One of the world’s biggest cybersecurity firms, Check Point Software Technologies, has published disturbing revelations about the recent slew of cyberattacks on several Egyptian journalists, lawyers, opposition politicians, and human rights activists. According to the investigation by Checkpoint, it was revealed that these several cyber attacks were traced back to the Egyptian government.
It was revealed that 33 Egyptians living all across the world were targeted by the attackers. Two out of these 33 Egyptians had recently been arrested as a part of the Egyptian government’s efforts to subdue anti-government protests.
According to the cybersecurity firm, the attackers had installed malicious software on victims’ smartphones through mobile apps that allowed them to track their location, whereabouts, and emails.

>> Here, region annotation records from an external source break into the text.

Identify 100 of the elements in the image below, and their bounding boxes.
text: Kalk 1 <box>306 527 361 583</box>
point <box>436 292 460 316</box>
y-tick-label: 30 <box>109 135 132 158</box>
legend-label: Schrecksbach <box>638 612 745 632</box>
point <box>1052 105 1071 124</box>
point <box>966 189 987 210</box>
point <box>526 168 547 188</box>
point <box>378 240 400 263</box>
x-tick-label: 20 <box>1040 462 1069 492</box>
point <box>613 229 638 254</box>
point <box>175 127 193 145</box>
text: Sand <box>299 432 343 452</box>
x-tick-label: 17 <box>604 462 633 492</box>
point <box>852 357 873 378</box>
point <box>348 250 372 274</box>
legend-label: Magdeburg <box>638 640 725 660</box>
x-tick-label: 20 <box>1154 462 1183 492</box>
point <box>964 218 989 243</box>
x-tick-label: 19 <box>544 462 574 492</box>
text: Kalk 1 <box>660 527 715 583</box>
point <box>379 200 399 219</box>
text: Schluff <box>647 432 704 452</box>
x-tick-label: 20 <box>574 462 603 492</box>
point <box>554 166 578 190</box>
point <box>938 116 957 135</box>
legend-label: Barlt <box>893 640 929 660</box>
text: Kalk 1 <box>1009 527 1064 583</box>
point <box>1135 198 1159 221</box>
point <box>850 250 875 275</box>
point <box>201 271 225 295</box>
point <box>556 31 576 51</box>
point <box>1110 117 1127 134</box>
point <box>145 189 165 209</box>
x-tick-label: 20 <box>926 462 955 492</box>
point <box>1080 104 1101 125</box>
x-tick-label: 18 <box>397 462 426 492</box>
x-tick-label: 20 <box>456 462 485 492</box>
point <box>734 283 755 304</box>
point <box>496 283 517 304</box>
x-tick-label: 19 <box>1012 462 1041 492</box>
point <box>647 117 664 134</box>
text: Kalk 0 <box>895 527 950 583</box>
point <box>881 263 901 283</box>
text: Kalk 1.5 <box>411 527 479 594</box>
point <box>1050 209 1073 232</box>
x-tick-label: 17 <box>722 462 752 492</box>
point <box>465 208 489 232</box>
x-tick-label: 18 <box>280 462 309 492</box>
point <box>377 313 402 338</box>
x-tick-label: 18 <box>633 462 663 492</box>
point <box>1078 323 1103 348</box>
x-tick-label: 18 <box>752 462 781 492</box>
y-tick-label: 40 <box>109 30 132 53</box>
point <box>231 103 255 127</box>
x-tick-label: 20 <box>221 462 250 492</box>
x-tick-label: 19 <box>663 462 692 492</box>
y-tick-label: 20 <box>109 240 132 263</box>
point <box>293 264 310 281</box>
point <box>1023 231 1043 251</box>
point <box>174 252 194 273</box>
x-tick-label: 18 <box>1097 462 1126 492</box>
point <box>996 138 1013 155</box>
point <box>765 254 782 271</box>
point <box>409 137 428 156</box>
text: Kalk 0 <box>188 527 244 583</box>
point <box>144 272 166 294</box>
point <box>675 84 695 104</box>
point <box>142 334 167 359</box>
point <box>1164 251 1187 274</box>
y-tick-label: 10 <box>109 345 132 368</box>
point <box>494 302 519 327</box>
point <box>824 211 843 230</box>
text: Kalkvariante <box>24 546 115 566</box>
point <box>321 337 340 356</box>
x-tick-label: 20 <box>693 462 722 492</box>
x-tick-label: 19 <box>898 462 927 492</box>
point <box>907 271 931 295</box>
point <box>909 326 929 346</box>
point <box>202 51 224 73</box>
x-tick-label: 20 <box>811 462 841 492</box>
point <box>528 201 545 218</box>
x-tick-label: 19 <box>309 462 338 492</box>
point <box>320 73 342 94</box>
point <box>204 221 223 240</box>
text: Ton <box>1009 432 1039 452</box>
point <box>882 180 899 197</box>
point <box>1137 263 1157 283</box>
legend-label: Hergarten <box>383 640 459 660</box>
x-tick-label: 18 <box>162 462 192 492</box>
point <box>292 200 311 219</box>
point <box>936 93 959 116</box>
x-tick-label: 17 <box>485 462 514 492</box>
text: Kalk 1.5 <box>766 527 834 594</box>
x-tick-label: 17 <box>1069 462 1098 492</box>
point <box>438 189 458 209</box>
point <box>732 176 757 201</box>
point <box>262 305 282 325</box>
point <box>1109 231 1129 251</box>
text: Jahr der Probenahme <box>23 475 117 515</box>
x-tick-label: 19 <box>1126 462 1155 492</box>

It was further established that the cyber attackers employed a plethora of applications to lure individuals for obtaining details such as passwords, location data, and more. For instance, applications such as iLoud200% (an app that promises to double the volume of a smartphone) and IndexY (caller identification app, much like the Truecaller) were used by attackers to obtain GPS location, call history, and more.
It is to be noted that apps such as IndexY were hosted on Google Play Store, meaning that the application was built with enough sophistication to bypass Google’s safety checks before being published on the Play Store.
Upon investigation, Check Point traced that the server used for the aforementioned cyber attacks was registered under the Egyptian Ministry of Communications and Information Technology. Moreover, the geographical coordinates found in one of the dubious apps was linked to the headquarters of the General Intelligence Directorate, Egypt’s intelligence bureau.
While it isn’t uncommon to witness the Egyptian government locking down several outspoken critics, opposition politicians, and activists, the latest incident has been the second time the country’s government is under suspicion for ordering a cyberattack.
Earlier this year, it was found that the Egyptian government may have been involved in creating fake social media accounts to build support for Sudan’s military. The company running the fake account operation had direct links to the Egyptian government.